About Robert

Robert Vesco

I'm doctoral student at the University of Maryland's Robert H. Smith School of Business.

I want people to pursue opportunities and happiness and I believe entrepreneurship is one important way people can do that.

My research interests include understanding (a) why some areas are more entrepreneurial than others, (b) what drives people to pursue entrepreneurship, and (c) how can policies foster effective and sustainable entrepreneurship.

[Read More]

Using R to Extract Excel/csv File of Citation Data from Zotero

Zotero is a handy piece of software used to manage citations. However, one of issues I have with it is that there is no convenient way to export citation into excel. There are some folks that have put together some solutions here, here, and here, but they haven't been able to accomplish what I needed. Essentially, want I wanted was a way to review my citations, abstracts and a few other details easily. Two things about my solution. One it uses R, so you probably want to have some experience using that software, and two, you may want to have Zotero closed or make a copy of the sqlite file.

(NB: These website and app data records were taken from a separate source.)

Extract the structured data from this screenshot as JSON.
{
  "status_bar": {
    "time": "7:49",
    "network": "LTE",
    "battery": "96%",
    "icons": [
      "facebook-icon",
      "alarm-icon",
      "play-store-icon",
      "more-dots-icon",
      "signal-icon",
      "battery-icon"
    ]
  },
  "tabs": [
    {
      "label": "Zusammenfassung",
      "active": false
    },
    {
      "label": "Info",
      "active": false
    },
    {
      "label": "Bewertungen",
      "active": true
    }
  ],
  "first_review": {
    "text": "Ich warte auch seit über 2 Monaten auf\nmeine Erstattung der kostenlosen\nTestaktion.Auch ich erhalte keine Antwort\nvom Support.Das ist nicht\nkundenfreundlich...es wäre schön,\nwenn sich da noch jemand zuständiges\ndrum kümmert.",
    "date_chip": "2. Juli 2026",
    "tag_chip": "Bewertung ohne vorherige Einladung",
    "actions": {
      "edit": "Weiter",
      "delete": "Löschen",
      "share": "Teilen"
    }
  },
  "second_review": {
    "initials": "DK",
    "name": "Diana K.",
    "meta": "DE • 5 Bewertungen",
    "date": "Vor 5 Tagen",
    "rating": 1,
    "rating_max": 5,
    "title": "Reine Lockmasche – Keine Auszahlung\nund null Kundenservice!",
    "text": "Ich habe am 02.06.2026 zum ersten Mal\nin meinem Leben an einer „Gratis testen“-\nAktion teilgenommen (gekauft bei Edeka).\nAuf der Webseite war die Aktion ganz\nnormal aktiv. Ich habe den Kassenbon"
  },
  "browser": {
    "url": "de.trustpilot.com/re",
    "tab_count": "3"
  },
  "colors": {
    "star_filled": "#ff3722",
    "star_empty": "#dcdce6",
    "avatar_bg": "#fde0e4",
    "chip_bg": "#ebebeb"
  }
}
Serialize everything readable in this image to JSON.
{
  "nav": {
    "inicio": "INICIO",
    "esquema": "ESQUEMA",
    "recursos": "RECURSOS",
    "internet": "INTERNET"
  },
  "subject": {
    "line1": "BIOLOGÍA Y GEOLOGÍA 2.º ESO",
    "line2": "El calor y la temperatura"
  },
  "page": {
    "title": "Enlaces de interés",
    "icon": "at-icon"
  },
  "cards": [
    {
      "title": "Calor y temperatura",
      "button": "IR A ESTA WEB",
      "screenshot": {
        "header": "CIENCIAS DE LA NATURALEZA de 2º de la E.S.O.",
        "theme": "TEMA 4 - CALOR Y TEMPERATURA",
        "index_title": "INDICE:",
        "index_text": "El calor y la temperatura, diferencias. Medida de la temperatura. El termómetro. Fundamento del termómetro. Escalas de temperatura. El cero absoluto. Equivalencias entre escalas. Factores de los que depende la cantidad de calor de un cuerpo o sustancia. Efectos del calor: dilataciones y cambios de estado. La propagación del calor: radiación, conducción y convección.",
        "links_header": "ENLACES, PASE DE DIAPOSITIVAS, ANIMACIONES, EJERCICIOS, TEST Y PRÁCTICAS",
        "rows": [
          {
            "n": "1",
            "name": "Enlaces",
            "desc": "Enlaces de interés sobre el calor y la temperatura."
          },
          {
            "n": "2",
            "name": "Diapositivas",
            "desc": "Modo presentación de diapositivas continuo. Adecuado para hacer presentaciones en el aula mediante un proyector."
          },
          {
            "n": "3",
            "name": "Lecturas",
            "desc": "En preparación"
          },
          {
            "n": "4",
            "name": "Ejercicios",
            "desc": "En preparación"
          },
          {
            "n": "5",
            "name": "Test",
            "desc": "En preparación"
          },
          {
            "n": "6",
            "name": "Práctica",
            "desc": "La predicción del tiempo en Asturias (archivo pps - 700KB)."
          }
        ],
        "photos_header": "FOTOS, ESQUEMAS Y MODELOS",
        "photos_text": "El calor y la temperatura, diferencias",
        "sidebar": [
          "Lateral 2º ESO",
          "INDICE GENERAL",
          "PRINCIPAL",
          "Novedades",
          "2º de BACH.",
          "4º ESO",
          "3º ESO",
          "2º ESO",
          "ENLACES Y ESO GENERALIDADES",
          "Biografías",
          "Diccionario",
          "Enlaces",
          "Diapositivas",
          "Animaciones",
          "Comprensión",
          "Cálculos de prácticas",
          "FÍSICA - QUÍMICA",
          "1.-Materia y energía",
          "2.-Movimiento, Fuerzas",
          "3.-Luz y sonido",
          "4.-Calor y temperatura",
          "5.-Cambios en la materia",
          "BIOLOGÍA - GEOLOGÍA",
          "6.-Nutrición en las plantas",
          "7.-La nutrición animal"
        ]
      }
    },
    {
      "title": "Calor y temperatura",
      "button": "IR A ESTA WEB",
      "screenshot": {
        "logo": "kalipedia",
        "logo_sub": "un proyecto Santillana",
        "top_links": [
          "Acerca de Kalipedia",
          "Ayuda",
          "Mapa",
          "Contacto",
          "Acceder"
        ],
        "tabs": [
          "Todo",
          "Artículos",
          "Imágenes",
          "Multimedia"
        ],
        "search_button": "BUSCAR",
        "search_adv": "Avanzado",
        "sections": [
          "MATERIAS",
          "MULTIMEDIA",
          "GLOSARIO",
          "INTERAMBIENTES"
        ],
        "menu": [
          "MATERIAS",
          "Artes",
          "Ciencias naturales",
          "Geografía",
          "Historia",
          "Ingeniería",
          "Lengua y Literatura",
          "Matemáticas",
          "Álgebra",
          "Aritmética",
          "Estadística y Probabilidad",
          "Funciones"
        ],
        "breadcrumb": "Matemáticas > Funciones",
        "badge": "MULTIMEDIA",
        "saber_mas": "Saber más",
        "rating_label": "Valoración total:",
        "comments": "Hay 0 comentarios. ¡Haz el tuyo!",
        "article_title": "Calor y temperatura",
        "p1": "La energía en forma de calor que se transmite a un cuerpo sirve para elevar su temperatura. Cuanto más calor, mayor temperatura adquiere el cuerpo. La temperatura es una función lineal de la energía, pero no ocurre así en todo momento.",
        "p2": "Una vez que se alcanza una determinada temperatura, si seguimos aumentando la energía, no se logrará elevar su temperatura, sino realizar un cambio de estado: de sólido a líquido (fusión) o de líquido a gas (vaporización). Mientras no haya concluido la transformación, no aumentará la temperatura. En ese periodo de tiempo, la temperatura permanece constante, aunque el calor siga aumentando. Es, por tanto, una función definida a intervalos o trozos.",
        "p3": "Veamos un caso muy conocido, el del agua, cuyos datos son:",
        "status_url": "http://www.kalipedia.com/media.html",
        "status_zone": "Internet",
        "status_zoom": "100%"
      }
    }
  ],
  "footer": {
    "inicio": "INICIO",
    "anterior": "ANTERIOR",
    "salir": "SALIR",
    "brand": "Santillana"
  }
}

Sometimes there are locking issues with the database if you try to access it from two different ways at the same time.


# Purpose: To extract zotero citation data into excel.
# Version: 1.0
# Platform: Written on R 2.11, Win 7, Zotero 2.01, but should work on all platforms.
###############################################################################

############################
## The following has variables you need to replace for your setup
##########################

# Replace with the path to your Zotero sqlite file
dbZot <- "C:\\path\\to\\your\\zotero\\zotero-current.sqlite"

# Put a character of the top level folders you want to extract
# This will include subfolders as well
vTopFolders <- c("TopFolder1","TopFolder2")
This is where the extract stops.